La requérante soutient que :
— l’arrêté contesté est entaché d’un vice d’incompétence ;
— il est entaché d’une insuffisance de motivation ;
— il est entaché d’un défaut d’examen de sa situation ;
— il méconnaît les stipulations des articles 6-5 de l’accord franco-algérien, 2, 3, 8 de la convention européenne de sauvegarde des droits de l’homme et des libertés fondamentales et 3-1 de la convention internationale relative aux droits de l’enfant et les dispositions des articles L. 435-1 et L. 425-10 du code de l’entrée et du séjour des étrangers et du droit d’asile ;
— il est entaché d’erreur manifeste d’appréciation.
Par un mémoire en défense, enregistré le 3 septembre 2024, le préfet du Val-de-Marne, représenté par Me Termeau, conclut au rejet de la requête en faisant valoir que les moyens développés ne sont pas fondés.
Par ordonnance du 22 juillet 2025, la clôture de l’instruction a été fixée au 18 août suivant.
Par décision du 19 juillet 2023, Mme D, épouse A, a été admise au bénéfice de l’aide juridictionnelle totale.
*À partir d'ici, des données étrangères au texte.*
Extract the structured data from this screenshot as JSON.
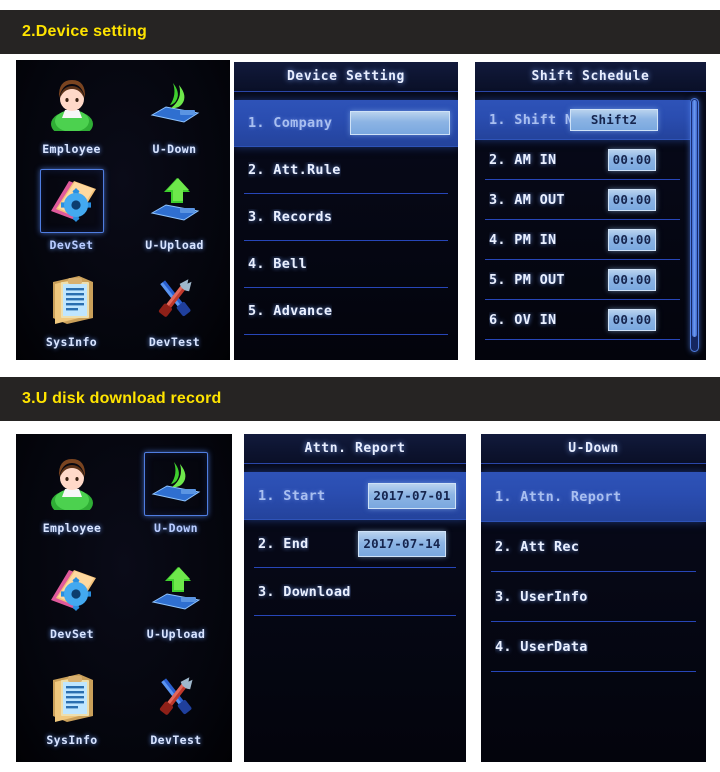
{
  "sections": [
    {
      "id": "sec2",
      "title": "2.Device setting"
    },
    {
      "id": "sec3",
      "title": "3.U disk download record"
    }
  ],
  "colors": {
    "section_bar_bg": "#262423",
    "section_title": "#ffe400",
    "screen_bg": "#05060f",
    "highlight": "#2a4db0",
    "field_bg": "#8cb4e4",
    "field_text": "#16254e",
    "menu_text": "#eaf0ff",
    "divider": "#2746b8",
    "selection_border": "#4f7de0"
  },
  "home_menu_top": {
    "selected": "DevSet",
    "items": [
      {
        "label": "Employee",
        "icon": "employee-icon",
        "selected": false
      },
      {
        "label": "U-Down",
        "icon": "u-download-icon",
        "selected": false
      },
      {
        "label": "DevSet",
        "icon": "device-setting-icon",
        "selected": true
      },
      {
        "label": "U-Upload",
        "icon": "u-upload-icon",
        "selected": false
      },
      {
        "label": "SysInfo",
        "icon": "system-info-icon",
        "selected": false
      },
      {
        "label": "DevTest",
        "icon": "device-test-icon",
        "selected": false
      }
    ]
  },
  "home_menu_bottom": {
    "selected": "U-Down",
    "items": [
      {
        "label": "Employee",
        "icon": "employee-icon",
        "selected": false
      },
      {
        "label": "U-Down",
        "icon": "u-download-icon",
        "selected": true
      },
      {
        "label": "DevSet",
        "icon": "device-setting-icon",
        "selected": false
      },
      {
        "label": "U-Upload",
        "icon": "u-upload-icon",
        "selected": false
      },
      {
        "label": "SysInfo",
        "icon": "system-info-icon",
        "selected": false
      },
      {
        "label": "DevTest",
        "icon": "device-test-icon",
        "selected": false
      }
    ]
  },
  "device_setting": {
    "title": "Device Setting",
    "rows": [
      {
        "text": "1. Company",
        "selected": true,
        "field": ""
      },
      {
        "text": "2. Att.Rule",
        "selected": false,
        "field": null
      },
      {
        "text": "3. Records",
        "selected": false,
        "field": null
      },
      {
        "text": "4. Bell",
        "selected": false,
        "field": null
      },
      {
        "text": "5. Advance",
        "selected": false,
        "field": null
      }
    ]
  },
  "shift_schedule": {
    "title": "Shift Schedule",
    "has_scrollbar": true,
    "rows": [
      {
        "text": "1. Shift Nam",
        "selected": true,
        "field": "Shift2"
      },
      {
        "text": "2. AM IN",
        "selected": false,
        "field": "00:00"
      },
      {
        "text": "3. AM OUT",
        "selected": false,
        "field": "00:00"
      },
      {
        "text": "4. PM IN",
        "selected": false,
        "field": "00:00"
      },
      {
        "text": "5. PM OUT",
        "selected": false,
        "field": "00:00"
      },
      {
        "text": "6. OV IN",
        "selected": false,
        "field": "00:00"
      }
    ]
  },
  "attn_report": {
    "title": "Attn. Report",
    "rows": [
      {
        "text": "1. Start",
        "selected": true,
        "field": "2017-07-01"
      },
      {
        "text": "2. End",
        "selected": false,
        "field": "2017-07-14"
      },
      {
        "text": "3. Download",
        "selected": false,
        "field": null
      }
    ]
  },
  "u_down": {
    "title": "U-Down",
    "rows": [
      {
        "text": "1. Attn. Report",
        "selected": true,
        "field": null
      },
      {
        "text": "2. Att Rec",
        "selected": false,
        "field": null
      },
      {
        "text": "3. UserInfo",
        "selected": false,
        "field": null
      },
      {
        "text": "4. UserData",
        "selected": false,
        "field": null
      }
    ]
  }
}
Vu les autres pièces du dossier.
Vu :
— la convention européenne de sauvegarde des droits de l’homme et des libertés fondamentales ;
— la convention internationale relative aux droits de l’enfant ;
— l’accord franco-algérien du 27 décembre 1968 modifié ;
— le code de l’entrée et du séjour des étrangers et du droit d’asile ;
— la loi n° 91-647 du 10 juillet 1991 ;
— le code de justice administrative.
Les parties ont été régulièrement averties du jour de l’audience.
Le rapporteur public a été dispensé, sur sa proposition, de prononcer des conclusions à l’audience en application des dispositions de l’article R. 732-1-1 du code de justice administrative.
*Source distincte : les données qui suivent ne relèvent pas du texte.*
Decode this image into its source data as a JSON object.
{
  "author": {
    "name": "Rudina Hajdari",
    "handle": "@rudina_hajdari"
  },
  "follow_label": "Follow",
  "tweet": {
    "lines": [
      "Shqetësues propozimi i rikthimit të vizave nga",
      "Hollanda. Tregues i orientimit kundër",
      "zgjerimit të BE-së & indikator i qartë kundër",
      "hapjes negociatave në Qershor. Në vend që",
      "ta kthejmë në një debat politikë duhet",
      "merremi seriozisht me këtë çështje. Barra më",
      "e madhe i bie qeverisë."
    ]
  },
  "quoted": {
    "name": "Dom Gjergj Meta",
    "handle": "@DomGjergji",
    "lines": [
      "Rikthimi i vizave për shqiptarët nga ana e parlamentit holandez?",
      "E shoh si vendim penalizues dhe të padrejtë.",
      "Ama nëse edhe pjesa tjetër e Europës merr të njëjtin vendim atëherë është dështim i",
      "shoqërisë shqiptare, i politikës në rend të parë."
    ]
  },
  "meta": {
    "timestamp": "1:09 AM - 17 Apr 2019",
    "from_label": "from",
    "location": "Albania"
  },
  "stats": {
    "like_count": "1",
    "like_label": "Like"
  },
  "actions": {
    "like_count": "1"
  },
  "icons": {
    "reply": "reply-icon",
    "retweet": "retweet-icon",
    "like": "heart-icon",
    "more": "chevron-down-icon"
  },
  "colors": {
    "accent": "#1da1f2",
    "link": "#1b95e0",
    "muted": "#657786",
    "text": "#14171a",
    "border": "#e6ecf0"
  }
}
A été entendu au cours de l’audience publique le rapport de M. Meyrignac.
Considérant ce qui suit :
1. Mme D, épouse A, ressortissante algérienne née en 1970, est entrée en France le 17 mai 2018 avec ses trois enfants, sous couvert d’un visa de court séjour. Elle a sollicité, le 23 août 2022, son admission exceptionnelle au séjour. Par arrêté du 24 avril 2023, la préfète du Val-de-Marne a rejeté cette demande, a obligé l’intéressée à quitter le territoire français dans un délai de trente jours et a fixé le pays de destination. Par la requête susvisée, celle-ci demande l’annulation de cet arrêté.
2. En premier lieu, par un arrêté n° 2023/00432 du 3 février 2023, régulièrement publié au recueil des actes administratifs du même jour, la préfète du Val-de-Marne a donné à M. Ludovic Guillaume, secrétaire général de la préfecture, délégation de signature aux fins de signer l’ensemble des décisions litigieuses. Dès lors, le moyen tiré de l’incompétence de l’auteur de l’arrêté contesté manque en fait et doit être écarté.
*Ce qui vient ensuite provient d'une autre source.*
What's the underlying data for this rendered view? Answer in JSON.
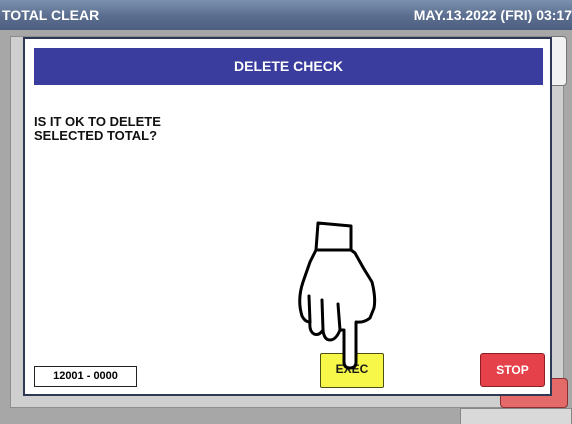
{
  "titlebar": {
    "app_title": "TOTAL CLEAR",
    "datetime": "MAY.13.2022 (FRI)  03:17"
  },
  "dialog": {
    "title": "DELETE CHECK",
    "message_line1": "IS IT OK TO DELETE",
    "message_line2": "SELECTED TOTAL?",
    "code": "12001 - 0000",
    "exec_label": "EXEC",
    "stop_label": "STOP"
  },
  "colors": {
    "titlebar": "#5a6d8e",
    "dialog_header": "#3a3d9e",
    "exec_button": "#f7f74a",
    "stop_button": "#e5414a"
  },
  "icons": {
    "pointer": "pointing-hand-icon"
  }
}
3. En deuxième lieu, l’arrêté contesté comporte les considérations de fait et de droit qui en constituent le fondement, en particulier les éléments ayant trait à la situation personnelle, familiale et professionnelle de Mme D, épouse A, ainsi que la mention des stipulations des articles 3 et 8 de la convention européenne de sauvegarde des droits de l’homme et des libertés fondamentales et 3-1 de la convention internationale relative aux droits de l’enfant et des dispositions des articles L. 435-1 et L. 611-1 du code de l’entrée et du séjour des étrangers et du droit d’asile. Cette décision mentionne également l’avis défavorable rendu par le collège des médecins de l’Office français de l’immigration et de l’intégration (OFII) le 10 octobre 2022. Par suite, le moyen tiré de l’insuffisance de motivation de l’arrêté contesté manque en fait et doit être écarté.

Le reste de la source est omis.